The story quickly expands to draw in new characters, teenage street gangs, their leader, a girl who we meet frenetic escape through the jungle to escape war lords, war lords who dream of clearing the jungle with napalm to clear the way for mining (“they call it lungs, how are you supposed to breath in a place like that, the trees suffocate everything.”), church groups with shell companies, corrupt UN soldiers, and Chinese entrepreneurs (with whom Isookanga goes into business selling heavily branded cold water). At the heart of the interweaving stories lie war crimes in Eastern DRC whose dark role in the characters lives slowly unravel throughout the book.
It is a book where the colonial legacy is not the dominant theme, but an ever present ingredient in people’s choices and interaction. In one scene Isookanga meets the Belgian anthropologist again, who sleeps with him out of colonial guilt, feeling every act like a recompense for a historical crime:
Every shake of her sensitive stomach reverberated like the salvos of savage neocolonialism: like the diktats of the IMF, like UN resolutions, like a new edition of Tintin in Congo, like the Dakar speech of an uninformed French president, like racist words spread on the twittersphere.”
The conflict minerals that are Congo’s curse are also a strongly felt presence. In another scene, the girl who fled Kivu is turned sex worker for a Lithuanian UN soldier, who after sleeping with her sits down to eat the meal she has cooked, devouring not just her innocence but the very essence of a country divided up for its spoils — Congo Inc:
He savoured every bite, savouring every flavor, absorbing them, forging images in his mind: protides, lipids, salts, oligo elements, iron, aluminum, tantalite, magnesium, germanium, cobalt, copper, uranium bauxite…”
Or, more directly as the war lord puts it:
“Is it with tree trunks that you make powerful computers, iPhones and missiles? We need copper, steel, cobalt, coltan.”
Why you should read this: This is my favourite book of the 21st century.
When I worked in Berlin, some colleagues came from several African countries for a meeting. When asked what sights they would see with their free time, they said nothing to do with the Second World War or the Cold War. Instead they wanted to see the place where the 1884 Berlin conference took place the conference were European powers divided Africa.
The 1884 Berlin conference where European powers divided a continent among themselves— forgotten in Europe but one of the most important, and damaging, moments of African, and in particular Congolese, history.
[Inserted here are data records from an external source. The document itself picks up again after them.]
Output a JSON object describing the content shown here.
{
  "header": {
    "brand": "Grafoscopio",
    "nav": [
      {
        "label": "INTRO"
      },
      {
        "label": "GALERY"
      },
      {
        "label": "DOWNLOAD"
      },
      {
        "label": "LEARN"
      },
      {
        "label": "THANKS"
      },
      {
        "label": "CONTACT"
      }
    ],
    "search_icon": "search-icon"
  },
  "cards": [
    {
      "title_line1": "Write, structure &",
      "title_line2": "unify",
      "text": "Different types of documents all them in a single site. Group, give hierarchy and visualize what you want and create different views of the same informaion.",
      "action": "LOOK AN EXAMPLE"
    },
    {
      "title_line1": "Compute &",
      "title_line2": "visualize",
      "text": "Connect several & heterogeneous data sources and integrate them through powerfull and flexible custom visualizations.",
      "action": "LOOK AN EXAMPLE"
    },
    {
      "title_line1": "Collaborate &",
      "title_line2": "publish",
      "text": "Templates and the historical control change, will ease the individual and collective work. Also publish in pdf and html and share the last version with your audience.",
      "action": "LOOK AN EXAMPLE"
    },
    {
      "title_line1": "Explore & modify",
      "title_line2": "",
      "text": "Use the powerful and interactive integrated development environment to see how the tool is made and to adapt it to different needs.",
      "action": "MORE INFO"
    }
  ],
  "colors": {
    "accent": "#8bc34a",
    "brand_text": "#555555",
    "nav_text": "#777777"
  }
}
That is the legacy of Bismark the title refers to. That building doesn’t exist any more and the spot is marked with a tiny plaque, fitting for a moment in history forgotten in Europe but which still haunts Africa today. (Ironically, I randomly discovered this book in a Berlin library — otherwise I would never have heard of it either). Like the legacy of the meeting that happened in that now destroyed building, the legacy of colonialism subtly wafts through the story, without being overpowering.
But the story is dominated not by this history but by the characters, for whom the author has great sympathy and the toxic historical legacy they have to carry, as he tells us in the last lines:
In an environment tainted by lethal waves of uranium, cobalt, tantalum, what can we expect from individuals passed through this mixer, evolving in a context of a last generation nuclear reactor? Permanent radiation doesn’t bring innocence, it leads to rage. Too bad for those sensitive souls if the place of concentration and fission is Kinshasa, laboratory of the future, and incidentally, capital of the nebulous, Congo Inc.”